In a room filled with people gravitating in spaces not mine alone, it takes all of me to hold still and breathe. I am unable to understand how can one just co-exist in situations unplanned, in places new. Anchors I look for, to steady the tumultuous waves of my anxious heartbeat.
You are safe now, are the words whispered, is the hand that holds mine, are the eyes glancing quietly, is the folded origami crane before me.
And though I fear the impending darkness, I know that these things will keep me secure for a little longer.
And hold on, even when the cracks show and the wood roughens, when the unwinding layers of an onion burns the eyes, when splinters catch the arm. Sometimes they just need to hear the sound of someone’s steady heartbeat when theirs is breaking.
Little people have lives larger than their bodies can contain.
That warm glow, a space not many can hold for long. A smile that varies, expression evident at every turn of the clock.

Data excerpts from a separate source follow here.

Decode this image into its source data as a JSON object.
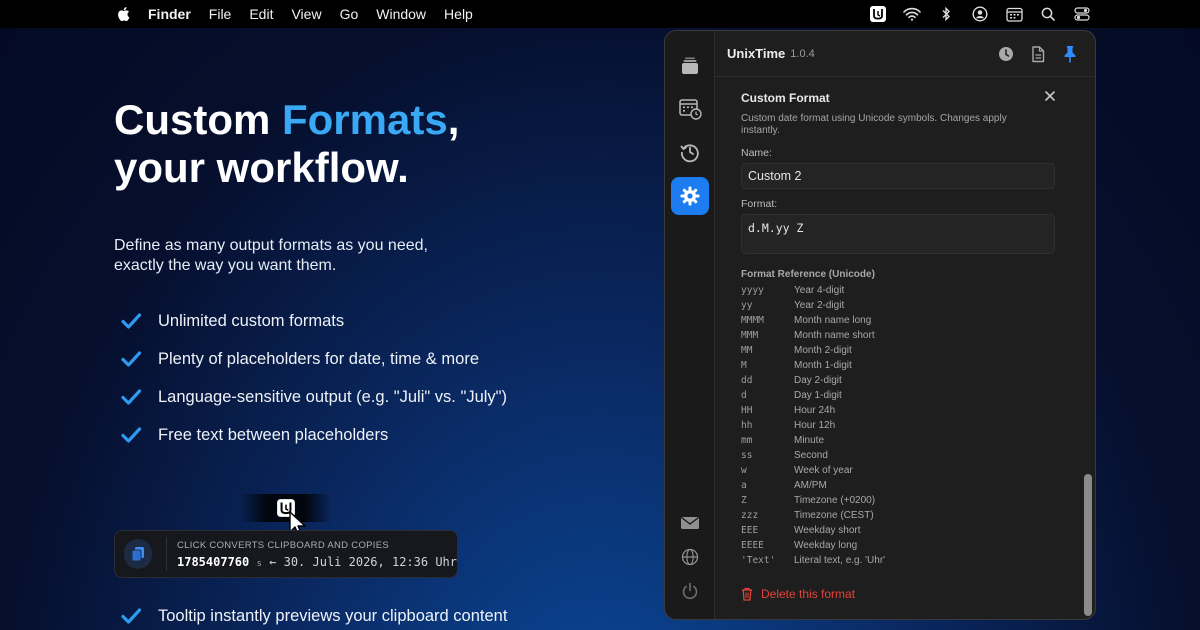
{
  "menubar": {
    "app_name": "Finder",
    "menus": [
      "File",
      "Edit",
      "View",
      "Go",
      "Window",
      "Help"
    ],
    "status_icons": [
      "unixtime-menu-icon",
      "wifi-icon",
      "bluetooth-icon",
      "user-icon",
      "calendar-icon",
      "search-icon",
      "control-center-icon"
    ]
  },
  "hero": {
    "headline_part1": "Custom ",
    "headline_accent": "Formats",
    "headline_part2": ",",
    "headline_line2": "your workflow.",
    "subtitle": "Define as many output formats as you need, exactly the way you want them.",
    "accent_color": "#3aa9f5"
  },
  "features": [
    "Unlimited custom formats",
    "Plenty of placeholders for date, time & more",
    "Language-sensitive output (e.g. \"Juli\" vs. \"July\")",
    "Free text between placeholders"
  ],
  "bottom_feature": "Tooltip instantly previews your clipboard content",
  "tooltip": {
    "label": "CLICK CONVERTS CLIPBOARD AND COPIES",
    "timestamp": "1785407760",
    "unit": "s",
    "arrow": "←",
    "converted": "30. Juli 2026, 12:36 Uhr"
  },
  "app": {
    "title": "UnixTime",
    "version": "1.0.4",
    "sidebar_items": [
      "stack-icon",
      "calendar-clock-icon",
      "history-icon",
      "settings-icon"
    ],
    "sidebar_bottom": [
      "mail-icon",
      "globe-icon",
      "power-icon"
    ],
    "header_icons": [
      "clock-icon",
      "document-icon",
      "pin-icon"
    ],
    "panel": {
      "title": "Custom Format",
      "description": "Custom date format using Unicode symbols. Changes apply instantly.",
      "name_label": "Name:",
      "name_value": "Custom 2",
      "format_label": "Format:",
      "format_value": "d.M.yy Z",
      "reference_title": "Format Reference (Unicode)",
      "reference": [
        {
          "token": "yyyy",
          "desc": "Year 4-digit"
        },
        {
          "token": "yy",
          "desc": "Year 2-digit"
        },
        {
          "token": "MMMM",
          "desc": "Month name long"
        },
        {
          "token": "MMM",
          "desc": "Month name short"
        },
        {
          "token": "MM",
          "desc": "Month 2-digit"
        },
        {
          "token": "M",
          "desc": "Month 1-digit"
        },
        {
          "token": "dd",
          "desc": "Day 2-digit"
        },
        {
          "token": "d",
          "desc": "Day 1-digit"
        },
        {
          "token": "HH",
          "desc": "Hour 24h"
        },
        {
          "token": "hh",
          "desc": "Hour 12h"
        },
        {
          "token": "mm",
          "desc": "Minute"
        },
        {
          "token": "ss",
          "desc": "Second"
        },
        {
          "token": "w",
          "desc": "Week of year"
        },
        {
          "token": "a",
          "desc": "AM/PM"
        },
        {
          "token": "Z",
          "desc": "Timezone (+0200)"
        },
        {
          "token": "zzz",
          "desc": "Timezone (CEST)"
        },
        {
          "token": "EEE",
          "desc": "Weekday short"
        },
        {
          "token": "EEEE",
          "desc": "Weekday long"
        },
        {
          "token": "'Text'",
          "desc": "Literal text, e.g. 'Uhr'"
        }
      ],
      "delete_label": "Delete this format"
    }
  }
}
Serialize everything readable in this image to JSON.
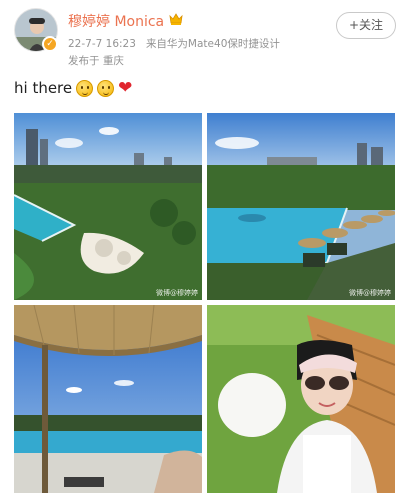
{
  "author": {
    "name": "穆婷婷 Monica",
    "avatar_icon": "profile-photo",
    "verified_icon": "verified-badge-icon",
    "crown_icon": "crown-icon"
  },
  "meta": {
    "date": "22-7-7 16:23",
    "source": "来自华为Mate40保时捷设计",
    "location": "发布于 重庆"
  },
  "actions": {
    "follow_label": "+关注"
  },
  "post": {
    "text": "hi there",
    "emojis": [
      "wink-face-icon",
      "wink-face-icon",
      "heart-icon"
    ]
  },
  "photos": [
    {
      "scene": "infinity-pool-aerial",
      "watermark": "微博@穆婷婷"
    },
    {
      "scene": "pool-with-umbrellas",
      "watermark": "微博@穆婷婷"
    },
    {
      "scene": "straw-umbrella-pool-view",
      "watermark": ""
    },
    {
      "scene": "selfie-with-visor",
      "watermark": ""
    }
  ],
  "colors": {
    "username": "#eb7350",
    "meta": "#939393",
    "heart": "#e0262e"
  }
}
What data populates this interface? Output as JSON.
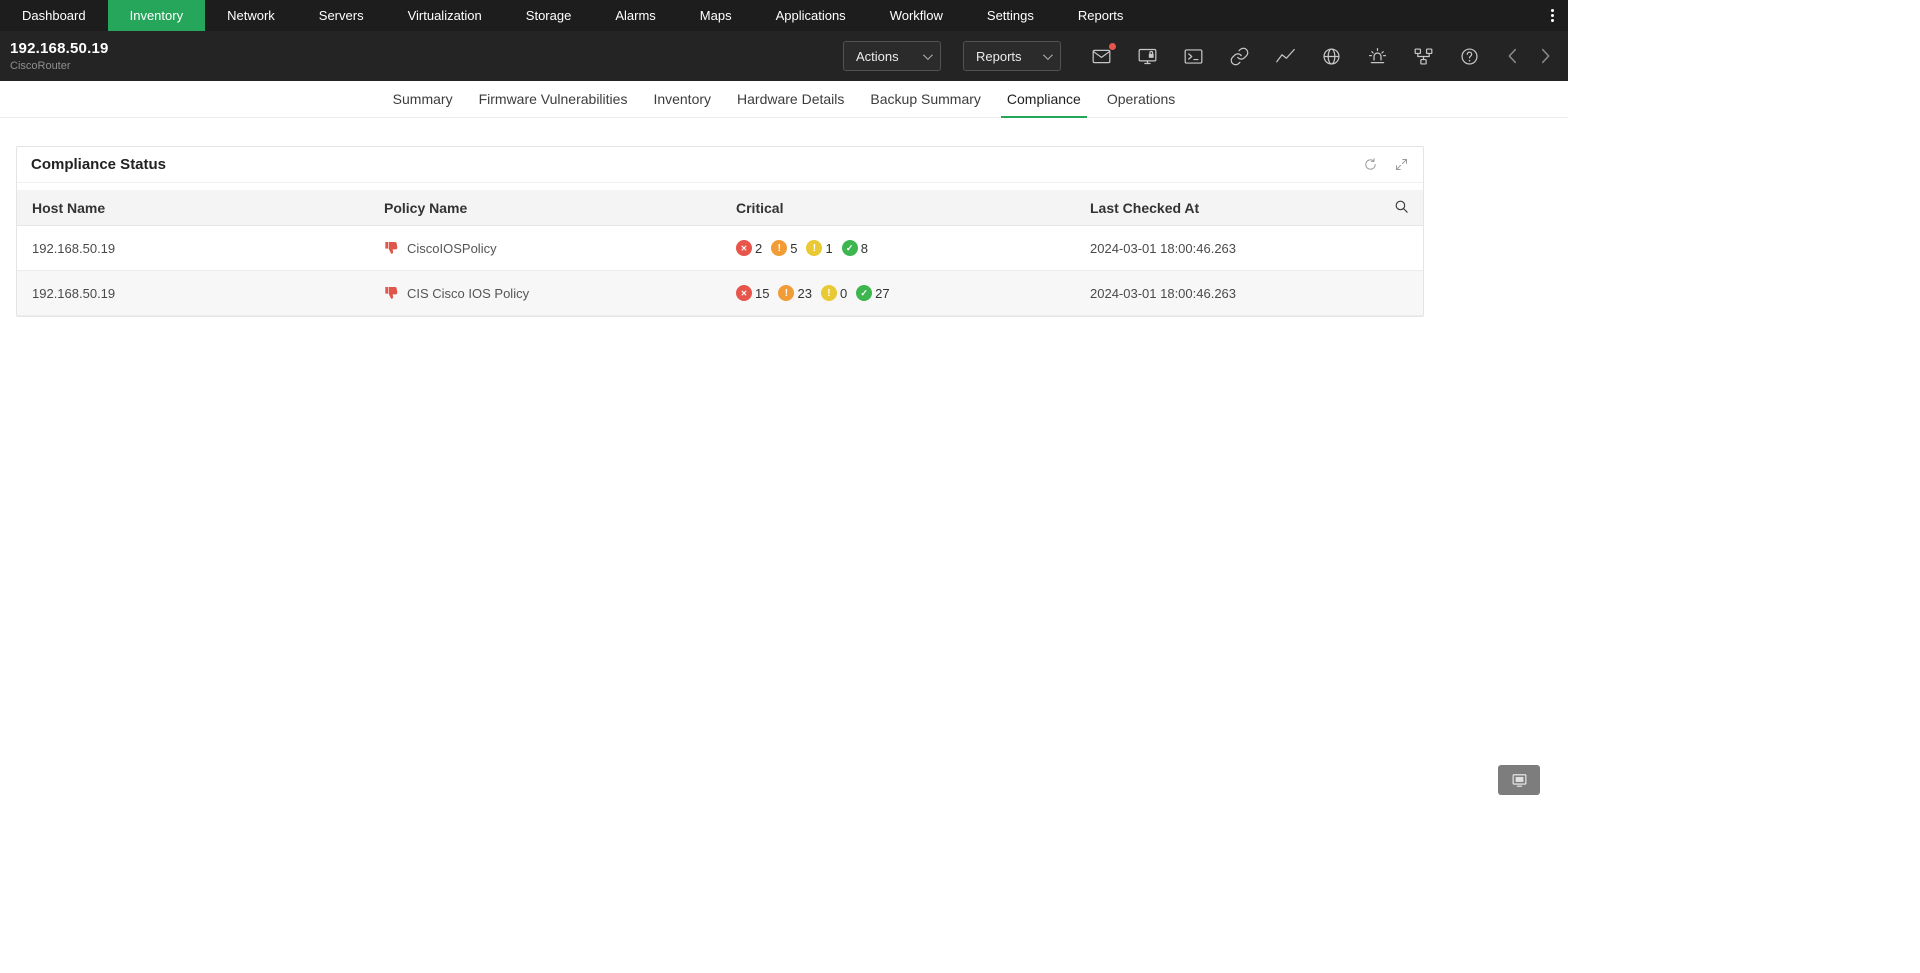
{
  "colors": {
    "accent_green": "#26a65b",
    "nav_bg": "#1d1d1d",
    "device_bar_bg": "#242424",
    "severity_critical": "#e8564b",
    "severity_major": "#f29c38",
    "severity_minor": "#e9c934",
    "severity_compliant": "#3eb650"
  },
  "nav": {
    "items": [
      "Dashboard",
      "Inventory",
      "Network",
      "Servers",
      "Virtualization",
      "Storage",
      "Alarms",
      "Maps",
      "Applications",
      "Workflow",
      "Settings",
      "Reports"
    ],
    "active": "Inventory"
  },
  "device": {
    "title": "192.168.50.19",
    "subtitle": "CiscoRouter",
    "actions_label": "Actions",
    "reports_label": "Reports",
    "toolbar_icons": [
      "mail-icon",
      "remote-access-icon",
      "terminal-icon",
      "link-icon",
      "performance-icon",
      "globe-icon",
      "alert-icon",
      "topology-icon",
      "help-icon",
      "prev-device-icon",
      "next-device-icon"
    ]
  },
  "tabs": {
    "items": [
      "Summary",
      "Firmware Vulnerabilities",
      "Inventory",
      "Hardware Details",
      "Backup Summary",
      "Compliance",
      "Operations"
    ],
    "active": "Compliance"
  },
  "compliance": {
    "title": "Compliance Status",
    "card_icons": [
      "refresh-icon",
      "resize-icon",
      "search-icon"
    ],
    "columns": [
      "Host Name",
      "Policy Name",
      "Critical",
      "Last Checked At"
    ],
    "rows": [
      {
        "host": "192.168.50.19",
        "policy": "CiscoIOSPolicy",
        "counts": [
          {
            "severity": "critical",
            "value": 2
          },
          {
            "severity": "major",
            "value": 5
          },
          {
            "severity": "minor",
            "value": 1
          },
          {
            "severity": "compliant",
            "value": 8
          }
        ],
        "last_checked": "2024-03-01 18:00:46.263"
      },
      {
        "host": "192.168.50.19",
        "policy": "CIS Cisco IOS Policy",
        "counts": [
          {
            "severity": "critical",
            "value": 15
          },
          {
            "severity": "major",
            "value": 23
          },
          {
            "severity": "minor",
            "value": 0
          },
          {
            "severity": "compliant",
            "value": 27
          }
        ],
        "last_checked": "2024-03-01 18:00:46.263"
      }
    ]
  }
}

Small is powerful, they claim, and I say it’s true still. Just a tiny fist having it raised commands much attention. This one curled by the bedside is a sight sweeter than one can expect in the dark of night. When reasoned with, tears will move even the stoniest of hearts.
Little people with a touch of magic, I hope you grow up knowing there’s more than games to play all day long. Be it pain or joy, each moment will carve the shadows sewed to the bottom of feet at eventide. This be the unspoken question feared: will the hand holding the older’s fade away, or clutch tighter?
We already know: energy bundled within is never destroyed or lost, but merely transformed. And so, where will your spark go forth in this vast world?
Yet hush now, despite these musings it’s time to sleep, wide-eyed child.